I am wrestling with the proof that
$$t =\frac{b_1}{s(b_1)} $$
starting from the basic OLS estimator for the slope which is
$$b_1= \frac{\sum (X_i – \bar{X})Y_i}{\sum(X_i – \bar{X})^2}. $$
I know that the first step is to show that the denominator $\sum(X_i – \bar{X})^2$ is equal to
$$\frac{n_1n_0}{n} $$
where $n_0$ and $n_1$ are the groups A and B where $X_i = 0$ and $1$ respectively.
I just can't get there, and know my partial summation algebra is lacking.
I am comfortable that $\sum(X_i – \bar{x})^2 = \sum(X_A – \bar{x})^2 + \sum(X_B – \bar{x})^2$ and then expanding each of these to the form $\sum X_i^2 – n\bar{x} ^2$ but can't get further than this:
$$\sum_{i=1}^{n_0} X_i^2 – n_0\bar{x} ^2 + \sum_{i=1}^{n_1} X_i^2 – n_1\bar{x} ^2.$$
I think the next step hinges on the fact that for the zero group $\sum X_i^2 = 0$ and for the 1 group $\sum X_i^2 = 1$.
Any advice on what I am missing to move forward here?
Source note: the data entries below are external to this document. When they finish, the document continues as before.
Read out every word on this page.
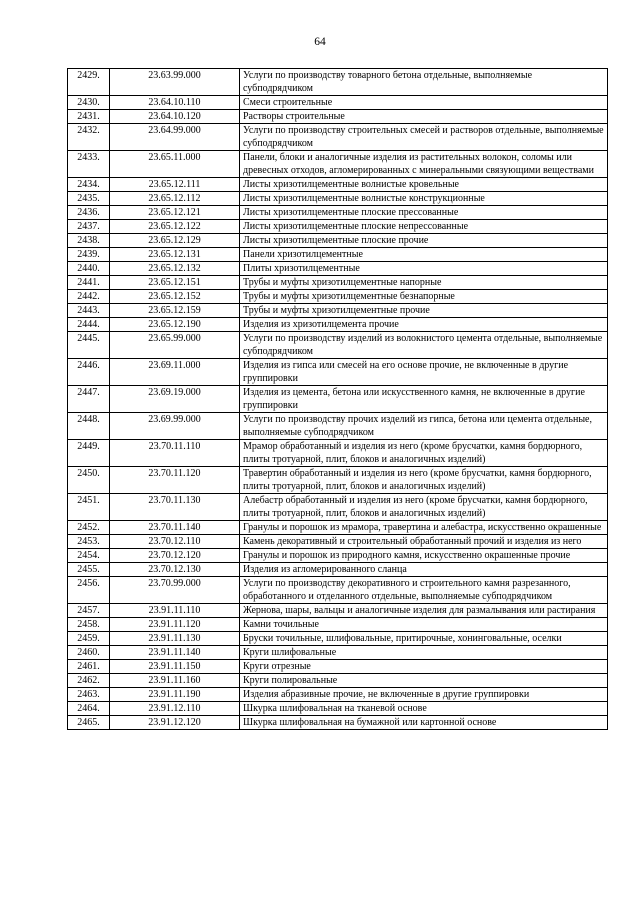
64
2429.	23.63.99.000	Услуги по производству товарного бетона отдельные, выполняемые субподрядчиком
2430.	23.64.10.110	Смеси строительные
2431.	23.64.10.120	Растворы строительные
2432.	23.64.99.000	Услуги по производству строительных смесей и растворов отдельные, выполняемые субподрядчиком
2433.	23.65.11.000	Панели, блоки и аналогичные изделия из растительных волокон, соломы или древесных отходов, агломерированных с минеральными связующими веществами
2434.	23.65.12.111	Листы хризотилцементные волнистые кровельные
2435.	23.65.12.112	Листы хризотилцементные волнистые конструкционные
2436.	23.65.12.121	Листы хризотилцементные плоские прессованные
2437.	23.65.12.122	Листы хризотилцементные плоские непрессованные
2438.	23.65.12.129	Листы хризотилцементные плоские прочие
2439.	23.65.12.131	Панели хризотилцементные
2440.	23.65.12.132	Плиты хризотилцементные
2441.	23.65.12.151	Трубы и муфты хризотилцементные напорные
2442.	23.65.12.152	Трубы и муфты хризотилцементные безнапорные
2443.	23.65.12.159	Трубы и муфты хризотилцементные прочие
2444.	23.65.12.190	Изделия из хризотилцемента прочие
2445.	23.65.99.000	Услуги по производству изделий из волокнистого цемента отдельные, выполняемые субподрядчиком
2446.	23.69.11.000	Изделия из гипса или смесей на его основе прочие, не включенные в другие группировки
2447.	23.69.19.000	Изделия из цемента, бетона или искусственного камня, не включенные в другие группировки
2448.	23.69.99.000	Услуги по производству прочих изделий из гипса, бетона или цемента отдельные, выполняемые субподрядчиком
2449.	23.70.11.110	Мрамор обработанный и изделия из него (кроме брусчатки, камня бордюрного, плиты тротуарной, плит, блоков и аналогичных изделий)
2450.	23.70.11.120	Травертин обработанный и изделия из него (кроме брусчатки, камня бордюрного, плиты тротуарной, плит, блоков и аналогичных изделий)
2451.	23.70.11.130	Алебастр обработанный и изделия из него (кроме брусчатки, камня бордюрного, плиты тротуарной, плит, блоков и аналогичных изделий)
2452.	23.70.11.140	Гранулы и порошок из мрамора, травертина и алебастра, искусственно окрашенные
2453.	23.70.12.110	Камень декоративный и строительный обработанный прочий и изделия из него
2454.	23.70.12.120	Гранулы и порошок из природного камня, искусственно окрашенные прочие
2455.	23.70.12.130	Изделия из агломерированного сланца
2456.	23.70.99.000	Услуги по производству декоративного и строительного камня разрезанного, обработанного и отделанного отдельные, выполняемые субподрядчиком
2457.	23.91.11.110	Жернова, шары, вальцы и аналогичные изделия для размалывания или растирания
2458.	23.91.11.120	Камни точильные
2459.	23.91.11.130	Бруски точильные, шлифовальные, притирочные, хонинговальные, оселки
2460.	23.91.11.140	Круги шлифовальные
2461.	23.91.11.150	Круги отрезные
2462.	23.91.11.160	Круги полировальные
2463.	23.91.11.190	Изделия абразивные прочие, не включенные в другие группировки
2464.	23.91.12.110	Шкурка шлифовальная на тканевой основе
2465.	23.91.12.120	Шкурка шлифовальная на бумажной или картонной основе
Or if anyone can point me to a complete proof I'd be really grateful.
Best Answer
This becomes easy when you reparameterize the problem.
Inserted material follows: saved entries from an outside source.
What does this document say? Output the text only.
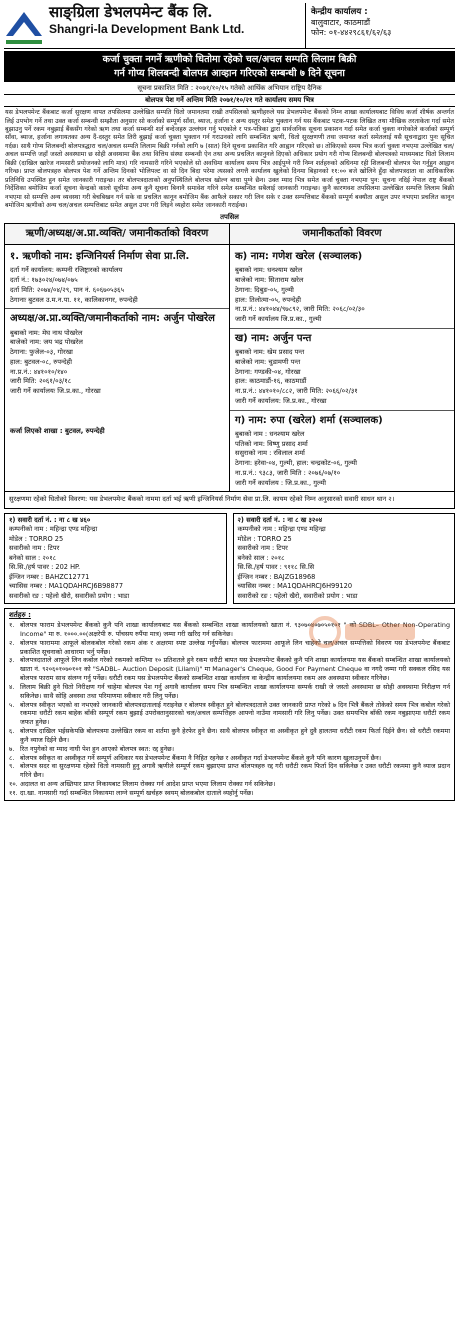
साङ्ग्रिला डेभलपमेन्ट बैंक लि.
Shangri-la Development Bank Ltd.
केन्द्रीय कार्यालय :
बालुवाटार, काठमाडौं
फोन: ०१-४४२९८६१/६२/६३
कर्जा चुक्ता नगर्ने ऋणीको धितोमा रहेको चल/अचल सम्पति लिलाम बिक्री
गर्न गोप्य शिलबन्दी बोलपत्र आव्हान गरिएको सम्बन्धी ७ दिने सूचना
सूचना प्रकाशित मिति : २०७१/१०/१५ गतेको आर्थिक अभियान राष्ट्रिय दैनिक
बोलपत्र पेश गर्ने अन्तिम मिति २०७१/१०/२१ गते कार्यालय समय भित्र

यस डेभलपमेन्ट बैंकबाट कर्जा सुरक्षण वापत तपसिलमा उल्लेखित सम्पति धितो जमानतमा राखी तपसिलको ऋणीहरुले यस डेभलपमेन्ट बैंकको निम्न शाखा कार्यालयबाट विविध कर्जा शीर्षक अन्तर्गत लिई उपभोग गर्ने तथा उक्त कर्जा सम्बन्धी सम्झौता अनुसार सो कर्जाको सम्पूर्ण साँवा, ब्याज, हर्जाना र अन्य दस्तुर समेत भुक्तान गर्न यस बैंकबाट पटक-पटक लिखित तथा मौखिक तरताकेता गर्दा समेत बुझाउनु पर्ने रकम नबुझाई बैंकसँग गरेको ऋण तथा कर्जा सम्बन्धी शर्त बन्देजहरु उल्लंघन गर्नु भएकोले र पत्र-पत्रिका द्वारा सार्वजनिक सूचना प्रकाशन गर्दा समेत कर्जा चुक्ता नगरेकोले कर्जाको सम्पूर्ण साँवा, ब्याज, हर्जाना लगायतका अन्य दैं-दस्तुर समेत तिरी बुझाई कर्जा चुक्ता भुक्तान गर्न गराउनको लागि सम्बन्धित ऋणी, धितो सुरक्षणणी तथा जमानत कर्ता समेतलाई यसै सूचनाद्वारा पुनः सूचित गर्दछ। साथै गोप्य शिलबन्दी बोलपत्रद्धारा चल/अचल सम्पति लिलाम बिक्री गर्नको लागि ७ (सात) दिने सूचना प्रकाशित गरि आह्वान गरिएको छ। तोकिएको समय भित्र कर्जा चुक्ता नभएमा उल्लेखित चल/अचल सम्पत्ति जहाँ जस्तो अवस्थामा छ सोही अवस्थामा बैंक तथा वित्तिय संस्था सम्बन्धी ऐन तथा अन्य प्रचलित कानुनले दिएको अधिकार प्रयोग गरी गोप्य शिलबन्दी बोलपत्रको माध्यमबाट धितो लिलाम बिक्री (दाखिल खारेज नामसारी प्रयोजनको लागि मात्र) गरि नामसारी गरिने भएकोले सो अवधिमा कार्यालय समय भित्र आईपुग्ने गरी निम्न शर्तहरुको अधिनमा रही शिलबन्दी बोलपत्र पेश गर्नुहुन आह्वान गरिन्छ। प्राप्त बोलपत्रहरु बोलपत्र पेश गर्ने अन्तिम दिनको भोलिपल्ट वा सो दिन बिदा परेमा त्यसको लगत्तै कार्यालय खुलेको दिनमा बिहानको ११:०० बजे खोलिने हुँदा बोलपत्रदाता वा आधिकारिक प्रतिनिधि उपस्थित हुन समेत जानकारी गराइन्छ। तर बोलपत्रदाताको अनुपस्थितिले बोलपत्र खोल्न बाधा पुग्ने छैन। उक्त म्याद भित्र समेत कर्जा चुक्ता नभएमा पुन: सूचना नदिई नेपाल राष्ट्र बैंकको निर्देशिका बमोजिम कर्जा सूचना केन्द्रको कालो सूचीमा अन्य कुनै सूचना बिनानै समावेश गरिने समेत सम्बन्धित सबैलाई जानकारी गराइन्छ। कुनै कारणवश तपसिलमा उल्लेखित सम्पत्ति लिलाम बिक्री नभएमा सो सम्पत्ति अन्य व्यवस्था गरी बेचबिखन गर्न सके वा प्रचलित कानून बमोजिम बैंक आफैले सकार गरी लिन सके र उक्त सम्पत्तिबाट बैंकको सम्पूर्ण बक्यौता असुल उपर नभएमा प्रचलित कानून बमोजिम ऋणीको अन्य चल/अचल सम्पत्तिबाट समेत असुल उपर गरी लिइने व्यहोरा समेत जानकारी गराईन्छ।

तपसिल
ऋणी/अध्यक्ष/अ.प्रा.व्यक्ति/ जमानीकर्ताको विवरण	जमानीकर्ताको विवरण
१. ऋणीको नाम: इन्जिनियर्स निर्माण सेवा प्रा.लि.
दर्ता गर्ने कार्यालय: कम्पनी रजिष्ट्रारको कार्यालय
दर्ता नं.: १७३०२४/०७४/०७५
दर्ता मिति: २०७४/०४/२९, पान नं. ६०६७०५३६५
ठेगानाः बुटवल उ.म.न.पा. ११, कालिकानगर, रुपन्देही
अध्यक्ष/अ.प्रा.व्यक्ति/जमानीकर्ताको नाम: अर्जुन पोखरेल
बुबाको नाम: मेघ नाथ पोखरेल
बाजेको नाम: जय भद्र पोखरेल
ठेगाना: फुजेल-०३, गोरखा
हाल: बुटवल-०८, रुपन्देही
ना.प्र.नं.: ४४१०१०/१४०
जारी मिति: २०६१/०३/१८
जारी गर्ने कार्यालयः जि.प्र.का., गोरखा
कर्जा लिएको शाखा : बुटवल, रुपन्देही
क) नाम: गणेश खरेल (सञ्चालक)
बुबाको नाम: धनश्याम खरेल
बाजेको नाम: सिताराम खरेल
ठेगाना: दिबुङ-०५, गुल्मी
हाल: तिलोत्मा-०५, रुपन्देही
ना.प्र.नं.: ४४१०४४/९७८९२, जारी मिति: २०६८/०२/३०
जारी गर्ने कार्यालय जि.प्र.का., गुल्मी
ख) नाम: अर्जुन पन्त
बुबाको नाम: खेम प्रसाद पन्त
बाजेको नाम: चुडामणी पन्त
ठेगाना: गण्डकी-०४, गोरखा
हाल: काठमाडौं-१६, काठमाडौं
ना.प्र.नं.: ४४१०१०/८८२, जारी मिति: २०६६/०२/३१
जारी गर्ने कार्यालय: जि.प्र.का., गोरखा
ग) नाम: रुपा (खरेल) शर्मा (सञ्चालक)
बुबाको नाम : धनश्याम खरेल
पतिको नाम: विष्णु प्रसाद शर्मा
ससुराको नाम : रविलाल शर्मा
ठेगाना: हरेवा-०४, गुल्मी, हाल: चन्द्रकोट-०६, गुल्मी
ना.प्र.नं.: ९३८३, जारी मिति : २०७६/०७/१०
जारी गर्ने कार्यालय : जि.प्र.का., गुल्मी
सुरक्षणमा रहेको धितोको विवरण: यस डेभलपमेन्ट बैंकको नाममा दर्ता भई ऋणी इन्जिनियर्स निर्माण सेवा प्रा.लि. कायम रहेको निम्न अनुसारको सवारी साधन थान २।
१) सवारी दर्ता नं. : ना ८ ख ४६०
कम्पनीको नाम : महिन्द्रा एण्ड महिन्द्रा
मोडेल : TORRO 25
सवारीको नाम : टिपर
बनेको साल : २०१८
सि.सि./हर्ष पावर : 202 HP.
ईन्जिन नम्बर : BAHZC12771
च्यासिस नम्बर : MA1QDAHRCJ6B98877
सवारीको रङ : पहेलो खैरो, सवारीको प्रयोग : भाडा
२) सवारी दर्ता नं. : ना ८ ख ३२०४
कम्पनीको नाम : महिन्द्रा एण्ड महिन्द्रा
मोडेल : TORRO 25
सवारीको नाम : टिपर
बनेको साल : २०१८
सि.सि./हर्ष पावर : ९११८ सि.सि
ईन्जिन नम्बर : BAJZG18968
च्यासिस नम्बर : MA1QDAHRCJ6H99120
सवारीको रङ : पहेलो खैरो, सवारीको प्रयोग : भाडा
शर्तहरु :
१. बोलपत्र फाराम डेभलपमेन्ट बैंकको कुनै पनि शाखा कार्यालयबाट यस बैंकको सम्बन्धित शाखा कार्यालयको खाता नं. ९३०७०४०७०५०१०१ " को SDBL– Other Non-Operating Income" मा रु. १०००.००(अक्षरेपी रु. पाँचसय रुपैंया मात्र) जम्मा गरी खरिद गर्न सकिनेछ।
२. बोलपत्र फाराममा आफूले बोलकबोल गरेको रकम अंक र अक्षरमा स्पष्ट उल्लेख गर्नुपर्नेछ। बोलपत्र फाराममा आफूले लिन चाहेको चल/अचल सम्पत्तिको विवरण यस डेभलपमेन्ट बैंकबाट प्रकाशित सूचनाको आधारमा भर्नु पर्नेछ।
३. बोलपत्रदाताले आफूले लिन कबोल गरेको रकमको कम्तिमा १० प्रतिशतले हुने रकम धरौटी बापत यस डेभलपमेन्ट बैंकको कुनै पनि शाखा कार्यालयमा यस बैंकको सम्बन्धित शाखा कार्यालयको खाता नं. ९२०६०१०७०१०१ को "SADBL– Auction Deposit (Lilami)" मा Manager's Cheque, Good For Payment Cheque वा नगदै जम्मा गरी सक्कल रसिद यस बोलपत्र फाराम साथ संलग्न गर्नु पर्नेछ। धरौटी रकम यस डेभलपमेन्ट बैंकको सम्बन्धित शाखा कार्यालय वा केन्द्रीय कार्यालयमा रकम अरु अवस्थामा स्वीकार गरिनेछ।
४. लिलाम बिक्री हुने धितो निरीक्षण गर्न चाहेमा बोलपत्र पेश गर्नु अगावै कार्यालय समय भित्र सम्बन्धित शाखा कार्यालयमा सम्पर्क राखी जे जस्तो अवस्थामा छ सोही अवस्थामा निरीक्षण गर्न सकिनेछ। साथै सोहि अवस्था तथा परिमाणमा स्वीकार गरी लिनु पर्नेछ।
५. बोलपत्र स्वीकृत भएको वा नभएको जानकारी बोलपत्रदातालाई गराइनेछ र बोलपत्र स्वीकृत हुने बोलपत्रदाताले उक्त जानकारी प्राप्त गरेको ७ दिन भित्रै बैंकले तोकेको समय भित्र कबोल गरेको रकममा धरौटी रकम बाहेक बाँकी सम्पूर्ण रकम बुझाई उपरोक्तानुसारको चल/अचल सम्पत्तिहरु आफ्नो नाउँमा नामसारी गरि लिनु पर्नेछ। उक्त समयभित्र बाँकी रकम नबुझाएमा धरौटी रकम जफत हुनेछ।
६. बोलपत्र दाखिल भईसकेपछि बोलपत्रमा उल्लेखित रकम वा शर्तमा कुनै हेरफेर हुने छैन। साथै बोलपत्र स्वीकृत वा अस्वीकृत हुने दुवै हालतमा धरौटी रकम फिर्ता दिईने छैन। सो धरौटी रकममा कुनै व्याज दिईने छैन।
७. रित नपुगेको वा म्याद नाघी पेश हुन आएको बोलपत्र स्वत: रद्द हुनेछ।
८. बोलपत्र स्वीकृत वा अस्वीकृत गर्ने सम्पूर्ण अधिकार यस डेभलपमेन्ट बैंकमा नै निहित रहनेछ र अस्वीकृत गर्दा डेभलपमेन्ट बैंकले कुनै पनि कारण खुलाउनुपर्ने छैन।
९. बोलपत्र सदर वा सुरक्षणमा रहेको धितो नामसारी हुनु अगावै ऋणीले सम्पूर्ण रकम बुझाएमा प्राप्त बोलपत्रहरु रद्द गरी धरौटी रकम फिर्ता दिन सकिनेछ र उक्त धरौटी रकममा कुनै व्याज प्रदान गरिने छैन।
१०. अदालत वा अन्य अख्तियार प्राप्त निकायबाट लिलाम रोक्का गर्न आदेश प्राप्त भएमा लिलाम रोक्का गर्न सकिनेछ।
११. दा.खा. नामसारी गर्दा सम्बन्धित निकायमा लाग्ने सम्पूर्ण खर्चहरु स्वयम् बोलकबोल दाताले व्यहोर्नु पर्नेछ।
Instead of using a slope and intercept, notice that when there are just two distinct values of the $x_i$ you can describe the fit by giving its value $\eta_0$ for $x=0$ and its value $\eta_1$ for $x=1$.
This example shows the data as red dots, the OLS fit as a dashed line, and summarizes the two groups with boxplots. Group $A$ is at the left and group $B$ at the right. The slope of the line is precisely the amount needed to go from the mean of group $A$, with $\eta_0$ near $10$, to the mean of group $B$, with $\eta_1$ near $13$.
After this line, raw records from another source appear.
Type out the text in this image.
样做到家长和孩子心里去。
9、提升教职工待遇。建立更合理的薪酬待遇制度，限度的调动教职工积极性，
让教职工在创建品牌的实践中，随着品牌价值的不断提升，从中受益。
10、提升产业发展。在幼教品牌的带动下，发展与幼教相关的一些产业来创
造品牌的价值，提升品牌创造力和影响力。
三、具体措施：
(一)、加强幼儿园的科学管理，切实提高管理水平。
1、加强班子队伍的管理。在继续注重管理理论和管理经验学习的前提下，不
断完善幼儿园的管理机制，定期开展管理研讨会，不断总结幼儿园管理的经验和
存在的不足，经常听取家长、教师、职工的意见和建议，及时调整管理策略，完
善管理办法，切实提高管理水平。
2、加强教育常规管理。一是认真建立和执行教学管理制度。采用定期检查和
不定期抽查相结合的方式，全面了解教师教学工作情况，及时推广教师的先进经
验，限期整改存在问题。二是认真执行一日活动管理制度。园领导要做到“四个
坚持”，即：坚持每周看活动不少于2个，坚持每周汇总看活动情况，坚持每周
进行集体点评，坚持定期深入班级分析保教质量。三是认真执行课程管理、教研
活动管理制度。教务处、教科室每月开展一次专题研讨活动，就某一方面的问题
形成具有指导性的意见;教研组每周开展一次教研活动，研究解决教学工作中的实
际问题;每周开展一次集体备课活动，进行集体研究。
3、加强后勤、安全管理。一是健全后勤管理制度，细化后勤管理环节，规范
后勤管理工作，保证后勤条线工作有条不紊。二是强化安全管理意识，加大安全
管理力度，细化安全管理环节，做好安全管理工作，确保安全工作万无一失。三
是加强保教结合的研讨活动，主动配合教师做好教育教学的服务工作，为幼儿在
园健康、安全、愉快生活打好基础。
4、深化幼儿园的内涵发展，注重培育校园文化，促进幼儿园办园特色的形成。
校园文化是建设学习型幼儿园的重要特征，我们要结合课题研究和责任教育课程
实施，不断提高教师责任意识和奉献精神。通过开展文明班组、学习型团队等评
Least squares requires you to choose values of these parameters that minimize the sum of squares of residuals. Since the value of $\eta_0$ affects the residuals only for group $A$ (where $x_i=0$) and $\eta_1$ affects the residuals only for group $B$ (where $x_i=1$), each will be estimated as the mean of its associated group. Because these means also happen to be the Maximum Likelihood estimates (as well as the OLS estimates), the ML estimate of the slope (which is also its OLS estimate) must be
$$b_1 = \frac{\hat\eta_1 - \hat\eta_0}{1-0} = \hat\eta_1 -\hat\eta_0,$$
which is just the difference in the group means. The OLS estimate of its variance (which does differ from the ML estimate, so we cannot exploit ML at this point) is the sum of squared residuals divided by the degrees of freedom, which is $n-2$. It should be equally obvious that this is precisely the pooled variance for the two-sample t-test. Consequently, $b_1/se(b_1)$ is exactly the same--and computed in exactly the same way--as the Student t statistic.